我想重新计算给定dataframe = df的列“a”。但是我这样做的方式并没有填补旧的计算值。
import pandas as pd
import numpy as np
from numpy.random import randn
df = pd.DataFrame(randn(100))
df["a"] = np.nan
df["b"] = randn()
df.a[0] = 0.5
df.a= df.a.shift(1) * df.b
你有什么想法可以解决这个问题吗?
我想根据其先前的值“b”来计算“a”:
a b
0.5 2 #set as starting value with df.a[0] = 0.5 since there is no value for a prior to that, there's no calculation performed.

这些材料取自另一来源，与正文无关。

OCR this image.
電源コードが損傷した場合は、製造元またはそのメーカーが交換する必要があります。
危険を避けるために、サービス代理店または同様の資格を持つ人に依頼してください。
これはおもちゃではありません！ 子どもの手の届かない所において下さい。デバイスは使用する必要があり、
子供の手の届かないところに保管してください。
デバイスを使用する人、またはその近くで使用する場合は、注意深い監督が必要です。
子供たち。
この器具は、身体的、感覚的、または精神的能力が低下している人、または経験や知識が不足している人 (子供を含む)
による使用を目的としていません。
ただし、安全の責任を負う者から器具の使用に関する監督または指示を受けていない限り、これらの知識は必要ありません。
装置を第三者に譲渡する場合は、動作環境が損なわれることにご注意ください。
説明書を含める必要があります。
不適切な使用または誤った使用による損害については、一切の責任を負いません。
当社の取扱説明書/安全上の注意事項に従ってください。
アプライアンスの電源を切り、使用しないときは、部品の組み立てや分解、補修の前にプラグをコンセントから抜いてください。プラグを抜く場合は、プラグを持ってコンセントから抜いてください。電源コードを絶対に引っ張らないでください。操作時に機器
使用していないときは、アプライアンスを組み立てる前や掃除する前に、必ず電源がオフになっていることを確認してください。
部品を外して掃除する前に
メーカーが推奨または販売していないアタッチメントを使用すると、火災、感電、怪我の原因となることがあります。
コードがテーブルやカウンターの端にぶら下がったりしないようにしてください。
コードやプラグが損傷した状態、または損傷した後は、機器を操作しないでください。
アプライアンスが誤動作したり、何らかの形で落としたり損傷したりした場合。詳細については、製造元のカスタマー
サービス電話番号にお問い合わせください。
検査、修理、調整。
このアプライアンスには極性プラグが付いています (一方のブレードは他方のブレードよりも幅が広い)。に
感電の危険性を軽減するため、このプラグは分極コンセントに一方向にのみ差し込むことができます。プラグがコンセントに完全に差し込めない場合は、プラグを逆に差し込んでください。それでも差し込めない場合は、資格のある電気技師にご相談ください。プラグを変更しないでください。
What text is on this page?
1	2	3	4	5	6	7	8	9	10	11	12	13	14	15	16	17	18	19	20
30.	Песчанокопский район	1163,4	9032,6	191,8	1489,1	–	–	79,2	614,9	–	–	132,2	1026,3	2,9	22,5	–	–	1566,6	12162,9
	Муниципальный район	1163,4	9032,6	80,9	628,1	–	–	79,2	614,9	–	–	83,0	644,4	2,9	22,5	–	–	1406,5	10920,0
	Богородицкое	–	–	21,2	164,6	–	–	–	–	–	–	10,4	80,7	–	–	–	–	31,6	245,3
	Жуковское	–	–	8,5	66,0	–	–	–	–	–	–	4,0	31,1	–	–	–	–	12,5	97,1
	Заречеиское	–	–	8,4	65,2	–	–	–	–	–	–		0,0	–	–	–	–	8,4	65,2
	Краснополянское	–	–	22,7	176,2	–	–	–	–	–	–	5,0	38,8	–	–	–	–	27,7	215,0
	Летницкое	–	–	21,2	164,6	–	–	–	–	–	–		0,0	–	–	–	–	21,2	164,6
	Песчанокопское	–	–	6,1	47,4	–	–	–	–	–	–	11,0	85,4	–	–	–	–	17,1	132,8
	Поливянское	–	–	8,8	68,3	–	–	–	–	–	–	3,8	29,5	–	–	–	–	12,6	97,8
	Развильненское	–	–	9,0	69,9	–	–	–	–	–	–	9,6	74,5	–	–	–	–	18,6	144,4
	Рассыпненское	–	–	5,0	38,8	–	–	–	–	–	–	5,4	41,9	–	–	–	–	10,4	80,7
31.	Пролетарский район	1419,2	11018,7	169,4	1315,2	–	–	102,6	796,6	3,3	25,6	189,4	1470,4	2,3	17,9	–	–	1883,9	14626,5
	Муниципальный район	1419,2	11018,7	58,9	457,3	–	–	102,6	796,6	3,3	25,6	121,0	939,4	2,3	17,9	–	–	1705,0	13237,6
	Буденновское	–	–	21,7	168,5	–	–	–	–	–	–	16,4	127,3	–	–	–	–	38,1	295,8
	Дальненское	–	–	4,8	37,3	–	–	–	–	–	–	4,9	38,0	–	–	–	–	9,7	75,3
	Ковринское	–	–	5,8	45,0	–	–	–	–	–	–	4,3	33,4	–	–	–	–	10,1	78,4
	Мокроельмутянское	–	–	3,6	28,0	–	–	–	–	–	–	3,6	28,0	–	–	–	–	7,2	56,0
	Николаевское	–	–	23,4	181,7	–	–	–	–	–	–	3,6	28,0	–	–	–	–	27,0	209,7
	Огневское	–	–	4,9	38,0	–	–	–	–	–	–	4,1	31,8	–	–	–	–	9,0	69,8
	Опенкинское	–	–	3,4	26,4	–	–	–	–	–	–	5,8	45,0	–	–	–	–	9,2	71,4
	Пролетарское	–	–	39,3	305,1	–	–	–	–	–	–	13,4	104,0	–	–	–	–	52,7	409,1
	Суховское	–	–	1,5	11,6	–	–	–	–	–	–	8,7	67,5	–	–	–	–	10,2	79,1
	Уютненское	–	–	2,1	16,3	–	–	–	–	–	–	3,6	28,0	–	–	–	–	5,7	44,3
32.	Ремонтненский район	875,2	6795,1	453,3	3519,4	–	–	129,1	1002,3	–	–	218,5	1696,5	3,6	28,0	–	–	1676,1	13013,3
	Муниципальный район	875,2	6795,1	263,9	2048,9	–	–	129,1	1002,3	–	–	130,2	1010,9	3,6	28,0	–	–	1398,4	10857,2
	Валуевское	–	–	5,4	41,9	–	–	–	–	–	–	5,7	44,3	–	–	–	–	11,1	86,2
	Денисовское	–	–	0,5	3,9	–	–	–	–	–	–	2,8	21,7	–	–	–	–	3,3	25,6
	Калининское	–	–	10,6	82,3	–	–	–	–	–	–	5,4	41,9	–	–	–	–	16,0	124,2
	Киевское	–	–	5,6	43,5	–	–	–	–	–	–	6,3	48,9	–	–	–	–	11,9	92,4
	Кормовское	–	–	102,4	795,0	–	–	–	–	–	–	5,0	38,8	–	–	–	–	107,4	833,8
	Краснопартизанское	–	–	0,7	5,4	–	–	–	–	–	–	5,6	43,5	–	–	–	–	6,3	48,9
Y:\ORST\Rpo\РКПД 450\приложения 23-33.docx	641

1.5 3 # a = previous value of a *b (0.5*3) =1.5
15 10 # a = previous value of a *b (1.5*10) =15
45 3 # a = previous value of a *b (15*3) =45
问题在于,钙化不执行/加速结果不会覆盖先前设定的值。
答案 0 :(得分:1)
这个怎么样?
df = pd.DataFrame({'a': [None] * 4, 'b': [2, 3, 10, 3]})
df.a.iloc[0] = 0.5
df.a.iloc[1:] = (df.b.shift(-1).cumprod() * df.a.iat[0])[:-1].values
>>> df
a b
0 0.5 2
1 1.5 3
2 15 10
3 45 3
答案 1 :(得分:0)
您可以使用for
循环执行此操作:
for i in df.index[1:]:
df.a.ix[i] = df.b.ix[i]*df.a.ix[i-1]
如果有人知道矢量化的方式,我有兴趣看到它。